Die Geschenke der Regierungen muss die Bevölkerung teuer bezahlen

Ganz einfach, weil es sich um Geld handelt, das niemand in der Vergangenheit verdient hat, und auch nicht um Geld, das jemand in der Zukunft verdienen wird. Es ist also Geld, dem kein Gegenwert gegenübersteht und folglich unweigerlich zur Geldentwertung beiträgt. Die künstliche Geldschwemme ohne jeden realen Unterbau produziert nur weitere Inflationsschübe. Die Politiker mögen sich heute einen Applaus für die vermeintliche Entlastung abholen, sie können sich schon jetzt auf die Prügel einstellen, die sie morgen für die weiteren Preissteigerungen bekommen werden.

Dabei hätten sie aus den Erfahrungen der vergangenen zweieinhalb Jahre schon die entsprechenden Lehren ziehen können. Die Flut künstlicher Gelder, die sich über die Bevölkerung in der Corona-Krise ergossen hat, rächt sich nun und bildet einen wesentlichen Treiber der Inflation. Vielfach wird der hohe Gaspreis im Gefolge der Auseinandersetzungen mit Russland rund um den Ukraine-Krieg als einzige Ursache des aktuellen Übels genannt. Diese Argumentation greift zu kurz. Wir zahlen jetzt über die hohen Preise die Geldverteilung während der Lockdowns zurück. Es ist also abwegig, eine weitere Geldschöpfungsaktion durchzuführen.

Inflation kann man nicht bekämpfen; man muss sie aussitzen

Auch die Dimension ist unverständlich. Da wird nicht etwa den Ärmsten geholfen, die von dem plötzlichen Preisschock überfordert sind. Da wird nicht gekleckert, sondern geklotzt. Wenn man davon ausgeht, dass die Inflation im gesamten Jahr zehn Prozent betragen wird, dann bedeuten zehn Prozent Wertverlust angesichts der deutschen Wirtschaftsleistung von 3.800 Milliarden Euro einen Verlust im Ausmaß von 380 Milliarden Euro. Und allein 200 Milliarden werden einfach gedruckt oder, um der modernen Realität zu entsprechen, in Computern programmiert.
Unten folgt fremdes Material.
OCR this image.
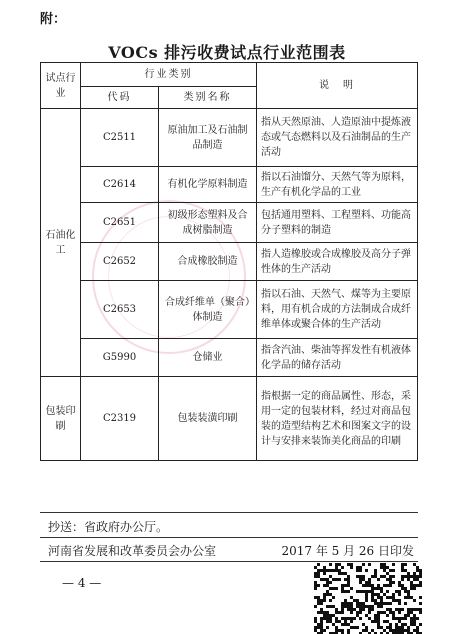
附：
VOCs 排污收费试点行业范围表
试点行业	行业类别		说　明
	代码	类别名称	
石油化工	C2511	原油加工及石油制品制造	指从天然原油、人造原油中提炼液态或气态燃料以及石油制品的生产活动
	C2614	有机化学原料制造	指以石油馏分、天然气等为原料，生产有机化学品的工业
	C2651	初级形态塑料及合成树脂制造	包括通用塑料、工程塑料、功能高分子塑料的制造
	C2652	合成橡胶制造	指人造橡胶或合成橡胶及高分子弹性体的生产活动
	C2653	合成纤维单（聚合）体制造	指以石油、天然气、煤等为主要原料，用有机合成的方法制成合成纤维单体或聚合体的生产活动
	G5990	仓储业	指含汽油、柴油等挥发性有机液体化学品的储存活动
包装印刷	C2319	包装装潢印刷	指根据一定的商品属性、形态，采用一定的包装材料，经过对商品包装的造型结构艺术和图案文字的设计与安排来装饰美化商品的印刷
抄送：省政府办公厅。
河南省发展和改革委员会办公室	2017 年 5 月 26 日印发
— 4 —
Dabei muss – besser – müsste man Inflation als Zeichen zur Kenntnis nehmen, dass der Geldwert nicht mehr der Realität entspricht. Das heißt, unangenehmerweise, auf Deutsch übersetzt, man muss die Inflation „aussitzen“, wie es in der Sprache der Reiter heißt. Die Inflation ist zu akzeptieren, dann wird das Gleichgewicht zwischen Wirtschaftsleistung und Preisniveau wiederhergestellt und die Inflationsrate findet zu dem üblichen Niveau zurück. Versucht man diesen ohne Zweifel schmerzhaften Prozess durch eine als „Teuerungsabgeltung“ umschriebene Geldproduktion zu vermeiden, dann dauert der Prozess länger und ist mit weit größeren Schmerzen, also noch höheren Preisen verbunden.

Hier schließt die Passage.